One of the things that you learn early on in life is, never mess with a man’s dog. I don’t care whether it’s the jerk down the street, the cute yapping poodle that the little old lady owns, a space dog (think “Riddick), etc. You just don’t cross that line. There’s a reason a dog is considered “man’s best friend”, and the villains in “John Wick” are going to find out just exactly why in this revenge actioneer that drips awesome and bleeds cool.

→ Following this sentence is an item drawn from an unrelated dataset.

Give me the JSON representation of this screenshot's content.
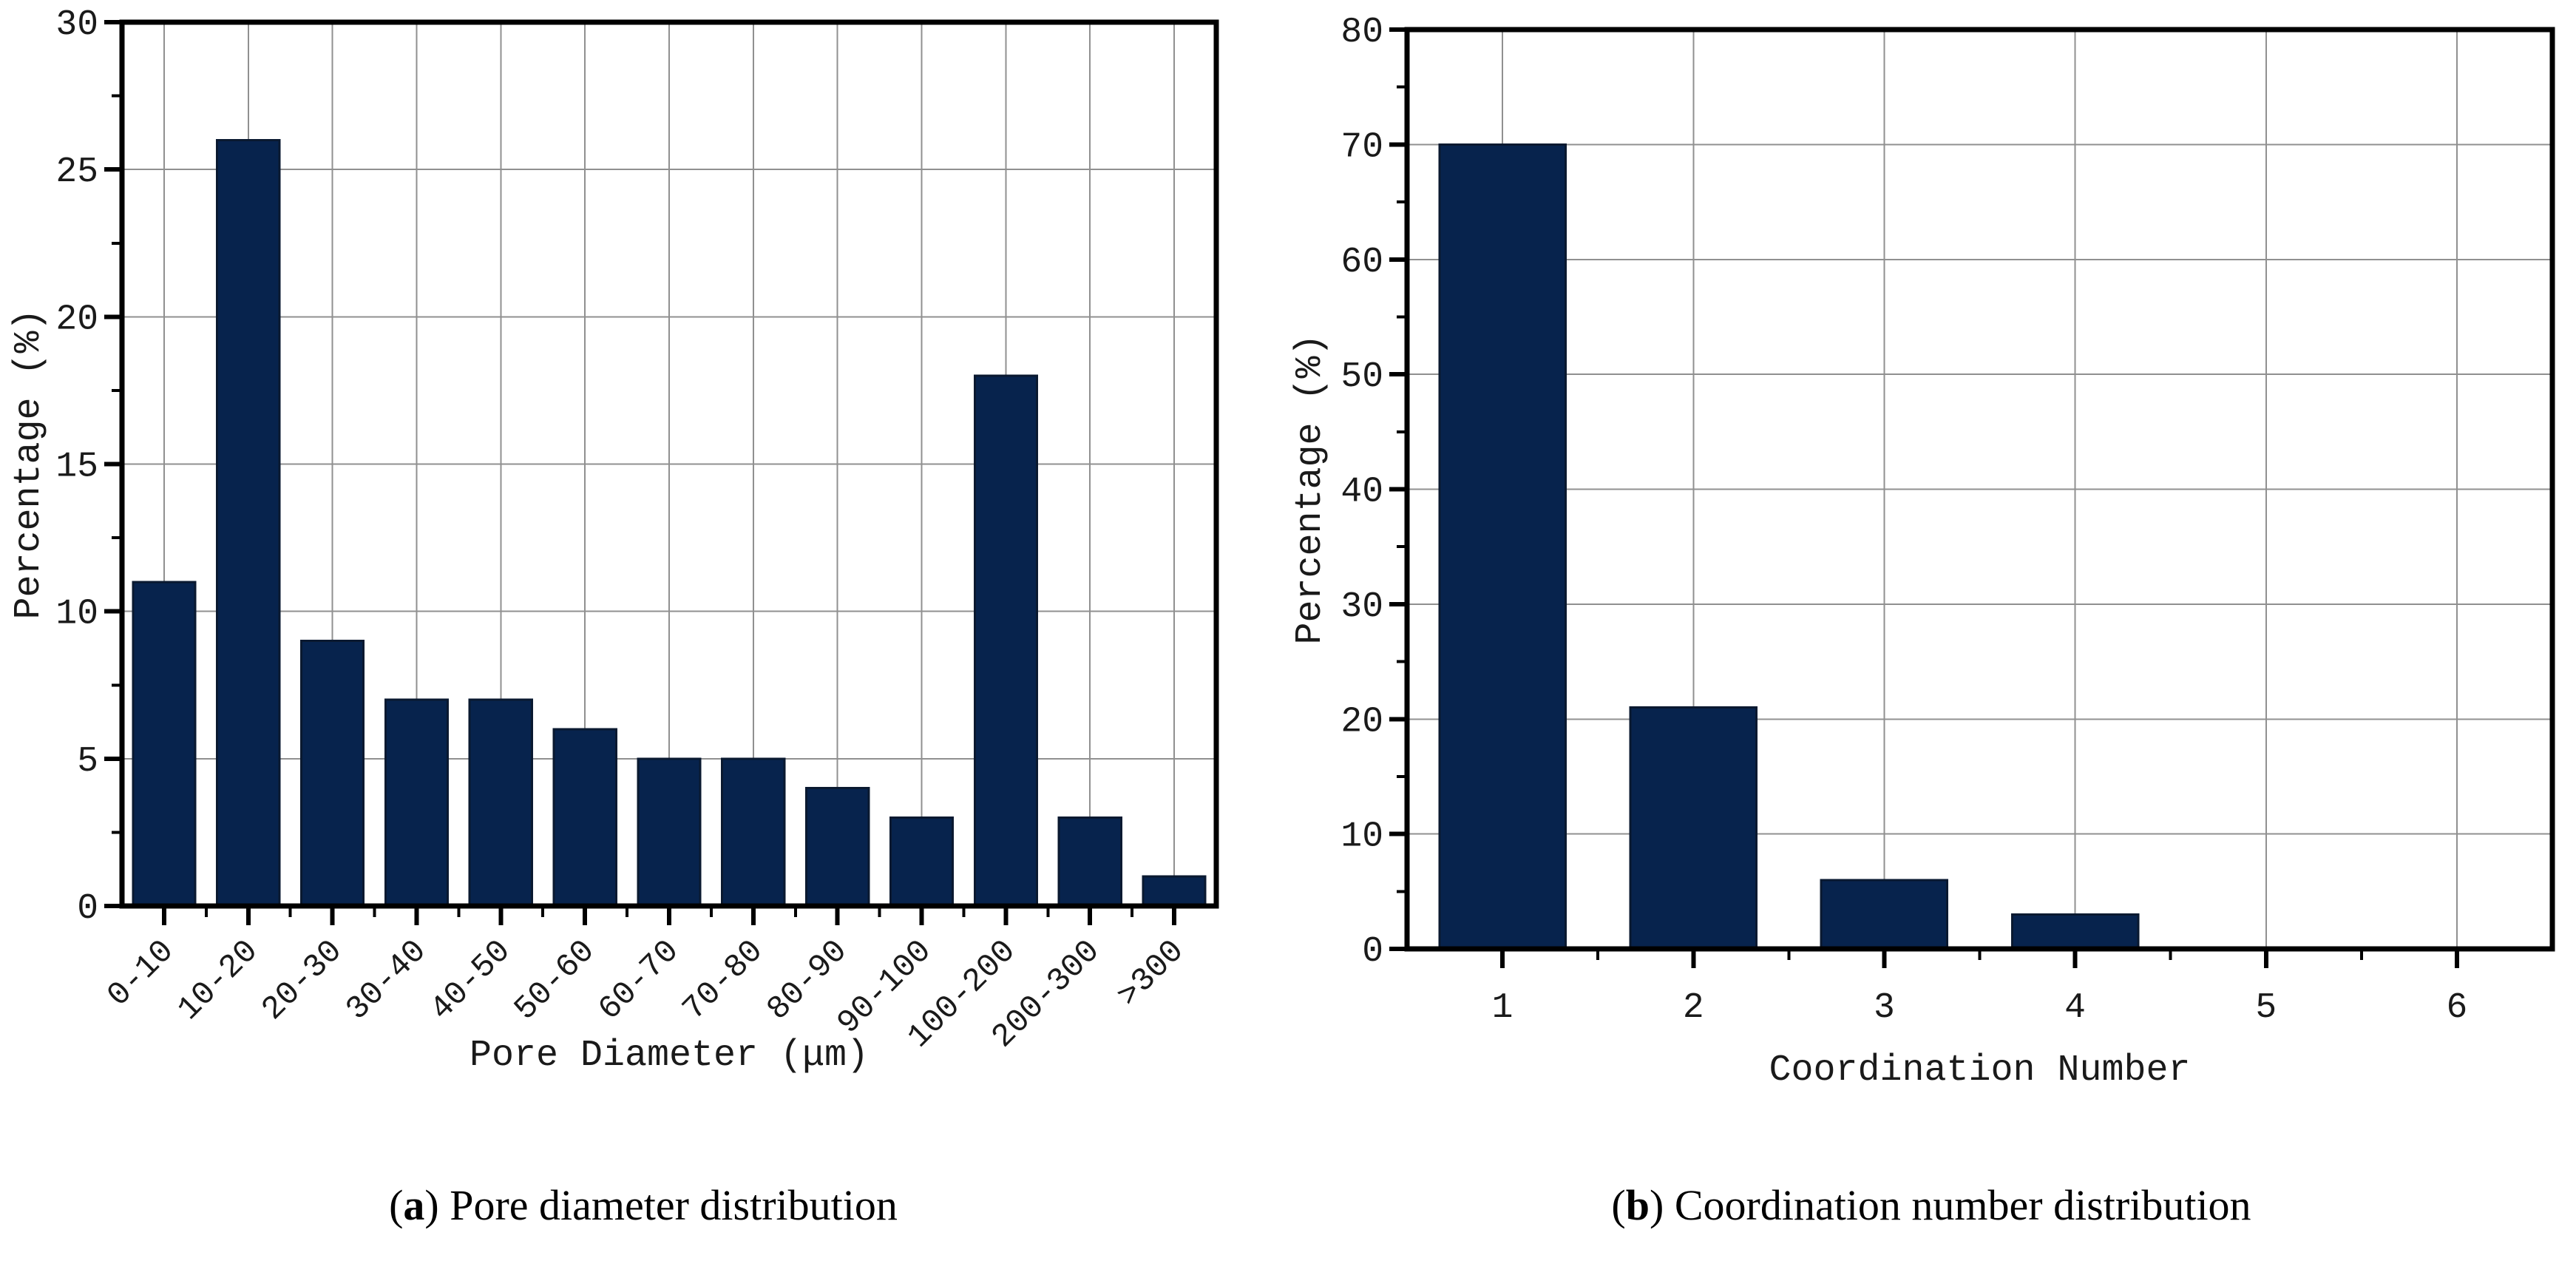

I saw the trailer for “John Wick” and was mildly intrigued, being that Keanu Reeves hasn’t been doing a whole lot of great films lately, but after watching the movie theatrically I fell in love once more. “John Wick” is vicious, brutal, amazingly cool and dripping with that sadistic level of 90’s cool that made the late 90s so much fun in the action department.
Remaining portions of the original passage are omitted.